City Fire response-time report due Tuesday

LOS ANGELES

When you call 911, what is the response time for L.A. City Fire? As it turns out, the department's own data isn't always accurate.

"We've been hearing it's garbage-in/garbage-out. The data has been wrong from day one," said L.A. City Councilman Mitch Englander.

In March the department admitted some of the data made it appear that crews responded to medical emergencies faster than they actually did. According to a new report there were problems with the reporting system.

"One of the things that we found in going through the computer-aided dispatch data, which wasn't really designed to generate data for this type of analysis, what we found was some of that information was not as accurate as it could be," said LAFD Deputy Chief Mario Rueda.

Mitch Englander is the chair of the Public Safety Committee.

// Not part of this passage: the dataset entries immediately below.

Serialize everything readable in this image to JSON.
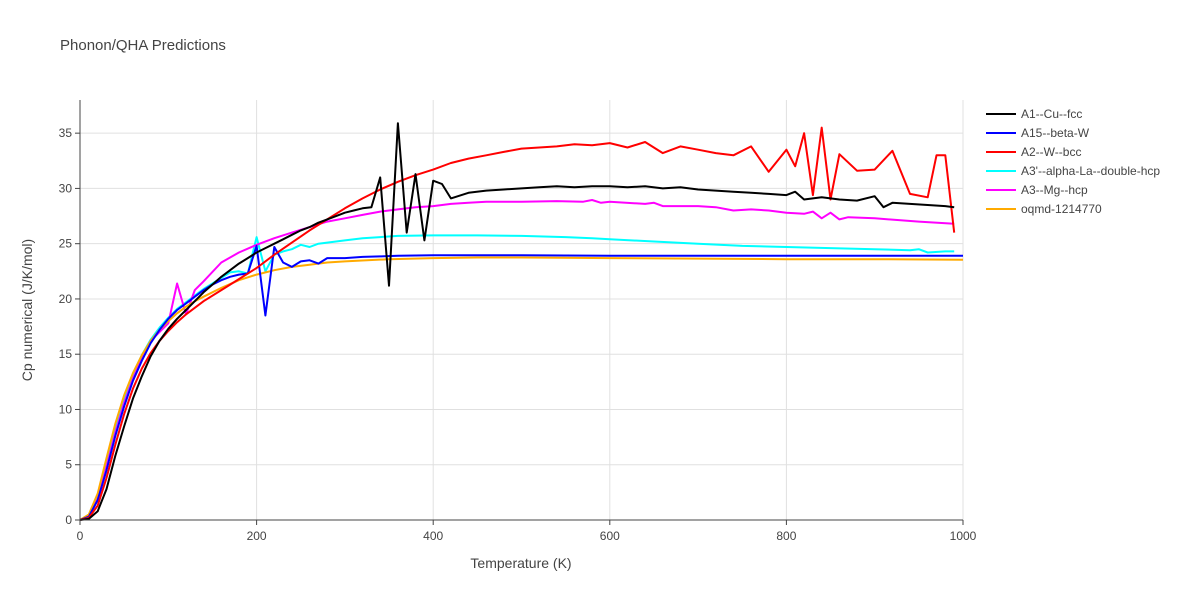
{
  "chart_data": {
    "type": "line",
    "title": "Phonon/QHA Predictions",
    "xlabel": "Temperature (K)",
    "ylabel": "Cp numerical (J/K/mol)",
    "xlim": [
      0,
      1000
    ],
    "ylim": [
      0,
      38
    ],
    "x_ticks": [
      0,
      200,
      400,
      600,
      800,
      1000
    ],
    "y_ticks": [
      0,
      5,
      10,
      15,
      20,
      25,
      30,
      35
    ],
    "grid": true,
    "legend_position": "top-right",
    "series": [
      {
        "name": "A1--Cu--fcc",
        "color": "#000000",
        "x": [
          0,
          10,
          20,
          30,
          40,
          50,
          60,
          70,
          80,
          90,
          100,
          110,
          120,
          130,
          140,
          150,
          160,
          170,
          180,
          190,
          200,
          210,
          220,
          230,
          240,
          250,
          260,
          270,
          280,
          290,
          300,
          310,
          320,
          330,
          340,
          350,
          360,
          370,
          380,
          390,
          400,
          410,
          420,
          440,
          460,
          480,
          500,
          520,
          540,
          560,
          580,
          600,
          620,
          640,
          660,
          680,
          700,
          720,
          740,
          760,
          780,
          800,
          810,
          820,
          840,
          860,
          880,
          900,
          910,
          920,
          940,
          960,
          980,
          990
        ],
        "y": [
          0,
          0.1,
          0.8,
          2.8,
          5.8,
          8.5,
          11.0,
          13.0,
          14.8,
          16.2,
          17.3,
          18.2,
          19.0,
          19.8,
          20.6,
          21.3,
          22.0,
          22.6,
          23.2,
          23.7,
          24.2,
          24.6,
          25.0,
          25.4,
          25.8,
          26.2,
          26.5,
          26.9,
          27.2,
          27.5,
          27.8,
          28.0,
          28.2,
          28.3,
          31.0,
          21.2,
          35.9,
          26.0,
          31.3,
          25.3,
          30.7,
          30.4,
          29.1,
          29.6,
          29.8,
          29.9,
          30.0,
          30.1,
          30.2,
          30.1,
          30.2,
          30.2,
          30.1,
          30.2,
          30.0,
          30.1,
          29.9,
          29.8,
          29.7,
          29.6,
          29.5,
          29.4,
          29.7,
          29.0,
          29.2,
          29.0,
          28.9,
          29.3,
          28.3,
          28.7,
          28.6,
          28.5,
          28.4,
          28.3
        ]
      },
      {
        "name": "A15--beta-W",
        "color": "#0000ff",
        "x": [
          0,
          10,
          20,
          30,
          40,
          50,
          60,
          70,
          80,
          90,
          100,
          110,
          120,
          130,
          140,
          150,
          160,
          170,
          180,
          190,
          200,
          210,
          220,
          230,
          240,
          250,
          260,
          270,
          280,
          300,
          320,
          340,
          360,
          400,
          440,
          500,
          600,
          700,
          800,
          900,
          1000
        ],
        "y": [
          0,
          0.3,
          1.8,
          4.5,
          7.6,
          10.3,
          12.6,
          14.4,
          16.0,
          17.2,
          18.2,
          19.0,
          19.6,
          20.2,
          20.8,
          21.3,
          21.7,
          22.0,
          22.2,
          22.3,
          24.8,
          18.5,
          24.7,
          23.3,
          22.9,
          23.4,
          23.5,
          23.2,
          23.7,
          23.7,
          23.8,
          23.85,
          23.9,
          23.95,
          23.95,
          23.95,
          23.9,
          23.9,
          23.9,
          23.9,
          23.9
        ]
      },
      {
        "name": "A2--W--bcc",
        "color": "#ff0000",
        "x": [
          0,
          10,
          20,
          30,
          40,
          50,
          60,
          70,
          80,
          90,
          100,
          110,
          120,
          130,
          140,
          160,
          180,
          200,
          220,
          240,
          260,
          280,
          300,
          320,
          340,
          360,
          380,
          400,
          420,
          440,
          460,
          480,
          500,
          520,
          540,
          560,
          580,
          600,
          620,
          640,
          660,
          680,
          700,
          720,
          740,
          760,
          780,
          800,
          810,
          820,
          830,
          840,
          850,
          860,
          880,
          900,
          920,
          940,
          960,
          970,
          980,
          990
        ],
        "y": [
          0,
          0.2,
          1.3,
          3.8,
          6.8,
          9.6,
          11.9,
          13.7,
          15.1,
          16.2,
          17.1,
          17.9,
          18.6,
          19.2,
          19.8,
          20.8,
          21.8,
          22.8,
          24.0,
          25.1,
          26.2,
          27.2,
          28.2,
          29.1,
          29.9,
          30.6,
          31.2,
          31.7,
          32.3,
          32.7,
          33.0,
          33.3,
          33.6,
          33.7,
          33.8,
          34.0,
          33.9,
          34.1,
          33.7,
          34.2,
          33.2,
          33.8,
          33.5,
          33.2,
          33.0,
          33.8,
          31.5,
          33.5,
          32.0,
          35.0,
          29.4,
          35.5,
          29.0,
          33.1,
          31.6,
          31.7,
          33.4,
          29.5,
          29.2,
          33.0,
          33.0,
          26.0
        ]
      },
      {
        "name": "A3'--alpha-La--double-hcp",
        "color": "#00ffff",
        "x": [
          0,
          10,
          20,
          30,
          40,
          50,
          60,
          70,
          80,
          90,
          100,
          110,
          120,
          130,
          140,
          150,
          160,
          170,
          180,
          190,
          200,
          210,
          220,
          230,
          240,
          250,
          260,
          270,
          280,
          300,
          320,
          340,
          360,
          400,
          450,
          500,
          550,
          580,
          600,
          650,
          700,
          750,
          800,
          850,
          900,
          940,
          950,
          960,
          980,
          990
        ],
        "y": [
          0,
          0.4,
          2.2,
          5.3,
          8.4,
          11.0,
          13.2,
          14.9,
          16.3,
          17.4,
          18.3,
          19.1,
          19.7,
          20.3,
          20.9,
          21.4,
          21.9,
          22.4,
          22.5,
          22.3,
          25.6,
          22.5,
          24.0,
          24.3,
          24.5,
          24.9,
          24.7,
          25.0,
          25.1,
          25.3,
          25.5,
          25.6,
          25.7,
          25.75,
          25.75,
          25.7,
          25.6,
          25.5,
          25.4,
          25.2,
          25.0,
          24.8,
          24.7,
          24.6,
          24.5,
          24.4,
          24.5,
          24.2,
          24.3,
          24.3
        ]
      },
      {
        "name": "A3--Mg--hcp",
        "color": "#ff00ff",
        "x": [
          0,
          10,
          20,
          30,
          40,
          50,
          60,
          70,
          80,
          90,
          100,
          110,
          120,
          130,
          140,
          160,
          180,
          200,
          220,
          240,
          260,
          280,
          300,
          320,
          340,
          360,
          380,
          400,
          420,
          440,
          460,
          480,
          500,
          540,
          570,
          580,
          590,
          600,
          640,
          650,
          660,
          700,
          720,
          740,
          760,
          780,
          800,
          820,
          830,
          840,
          850,
          860,
          870,
          900,
          950,
          990
        ],
        "y": [
          0,
          0.3,
          1.9,
          4.8,
          7.9,
          10.6,
          12.8,
          14.6,
          16.2,
          17.0,
          17.8,
          21.4,
          18.6,
          20.8,
          21.6,
          23.3,
          24.2,
          24.9,
          25.5,
          26.0,
          26.5,
          27.0,
          27.3,
          27.6,
          27.9,
          28.1,
          28.3,
          28.4,
          28.6,
          28.7,
          28.8,
          28.8,
          28.8,
          28.85,
          28.8,
          28.95,
          28.7,
          28.8,
          28.6,
          28.7,
          28.4,
          28.4,
          28.3,
          28.0,
          28.1,
          28.0,
          27.8,
          27.7,
          27.9,
          27.3,
          27.8,
          27.2,
          27.4,
          27.3,
          27.0,
          26.8
        ]
      },
      {
        "name": "oqmd-1214770",
        "color": "#ffaa00",
        "x": [
          0,
          10,
          20,
          30,
          40,
          50,
          60,
          70,
          80,
          90,
          100,
          110,
          120,
          130,
          140,
          160,
          180,
          200,
          220,
          240,
          260,
          280,
          300,
          350,
          400,
          450,
          500,
          600,
          700,
          800,
          900,
          1000
        ],
        "y": [
          0,
          0.5,
          2.4,
          5.6,
          8.7,
          11.3,
          13.3,
          14.9,
          16.2,
          17.2,
          18.0,
          18.7,
          19.3,
          19.8,
          20.2,
          21.0,
          21.7,
          22.2,
          22.6,
          22.9,
          23.1,
          23.3,
          23.4,
          23.6,
          23.7,
          23.75,
          23.75,
          23.7,
          23.65,
          23.6,
          23.6,
          23.55
        ]
      }
    ]
  }
}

"If the data has been wrong, you can't fix what you can't measure. And so it's got to be measured. It's got to be transparent. It's got to be accurate and measurable," said Englander.

Several city council members say the department is taking too long to address this issue. They want a plan to improve response times.

"We should have had this information two years ago. And while it's good to find out these numbers, they sold us a whole bunch of other numbers saying that response time would be going down, when it didn't, in fact. And in many communities we saw it creep up," said L.A. City Councilman Eric Garcetti.

"There's really no magic about response times. If you happen to live a long distance from a fire station, it's going to take us a while to get there, a little bit longer. It's something we factor into our deployment," said Rueda.

The new report will be officially released and discussed at the next Fire Commission meeting on Tuesday.

The new report will be officially released and analyzed at the Fire Commission meeting on Tuesday.